Where, for instance, are the borewells going to be plunged to feed water? Where is the topsoil to make as many bricks; where is the limestone to make as much cement; what are the stone quarries that can offer as many polished pieces of granite that can adorn the rich homes that will be built in ever-increasing numbers; where is the power to be generated for feeding the needs of these buildings – residential, commercial, or for tourism. Where is the timber to make those windows, doors and ornately cut French windows?

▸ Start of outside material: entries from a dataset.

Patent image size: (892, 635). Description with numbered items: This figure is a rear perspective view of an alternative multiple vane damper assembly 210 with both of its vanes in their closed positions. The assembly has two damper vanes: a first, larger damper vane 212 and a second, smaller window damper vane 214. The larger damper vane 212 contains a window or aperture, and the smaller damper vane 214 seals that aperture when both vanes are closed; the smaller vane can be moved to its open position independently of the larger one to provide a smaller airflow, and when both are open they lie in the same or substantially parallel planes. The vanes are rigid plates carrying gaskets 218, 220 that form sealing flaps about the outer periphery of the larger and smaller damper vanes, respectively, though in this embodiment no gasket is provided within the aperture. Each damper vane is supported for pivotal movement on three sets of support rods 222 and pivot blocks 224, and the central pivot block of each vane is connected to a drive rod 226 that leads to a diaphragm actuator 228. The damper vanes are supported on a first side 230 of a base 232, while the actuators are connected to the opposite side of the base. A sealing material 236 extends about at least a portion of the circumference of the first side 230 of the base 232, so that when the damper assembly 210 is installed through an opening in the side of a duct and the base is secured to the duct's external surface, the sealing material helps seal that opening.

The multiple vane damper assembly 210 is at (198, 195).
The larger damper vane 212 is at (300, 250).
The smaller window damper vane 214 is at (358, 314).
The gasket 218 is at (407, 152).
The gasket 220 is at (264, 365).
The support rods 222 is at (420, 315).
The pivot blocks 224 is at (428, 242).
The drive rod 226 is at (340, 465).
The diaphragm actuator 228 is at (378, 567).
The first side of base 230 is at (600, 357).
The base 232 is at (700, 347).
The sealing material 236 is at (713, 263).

Are we going to go, complacently, with the precedents of the past, and say to ourselves, it's not our job to worry about what the future will offer as solutions. Let the Government fret about water and energy; let administrators worry about the pressure on transportation infrastructure; or on the rapid depletion of natural resources.
Are there, at all, precedents from the past, into this future that is so full of challenges of a kind that the Earth has never seen before?
At the cusp of a new century that we are now in, clearly we can see that the solutions that the building industry is groping to find, are only part of a complex jigsaw of opportunities that will lead to innovation, if only we are sensitised to this plethora of needs.
But, you can't but reflect with a tinge of sadness, upon how values, in their own right and merit, don't have a chance of being recognised for what it can mean to the individual and at once as larger common good. A Gandhiji could inspire a Mira behn or an AC Kumarappan to drop all that they were doing in their lives and blend seamlessly at his feet to drive forces that were much larger than themselves. We live in a time that any such exalted value does not gain currency without its being endorsed by 'market acceptance' and cash.
There is a silver lining, though. I take heart from the fact that these new directions on securing greater efficiency of use of natural resources, will reflect, over the next decade, in more solutions that will approach, practically, the challenges in use of water, energy and in disposal of waste. The good news, with hope, is that over 50 years the world will be able to support twice the infrastructure that it now has, with the same amount of resource use [or abuse] that we are currently subjecting the Earth to.
Like Isaac Newton said, there will be others who will ride on the shoulders of these business warriors of today and, some day, see farther, and with greater sensitivity to the planet. Reaching accommodation with Nature is an ideal that will not easily be attained.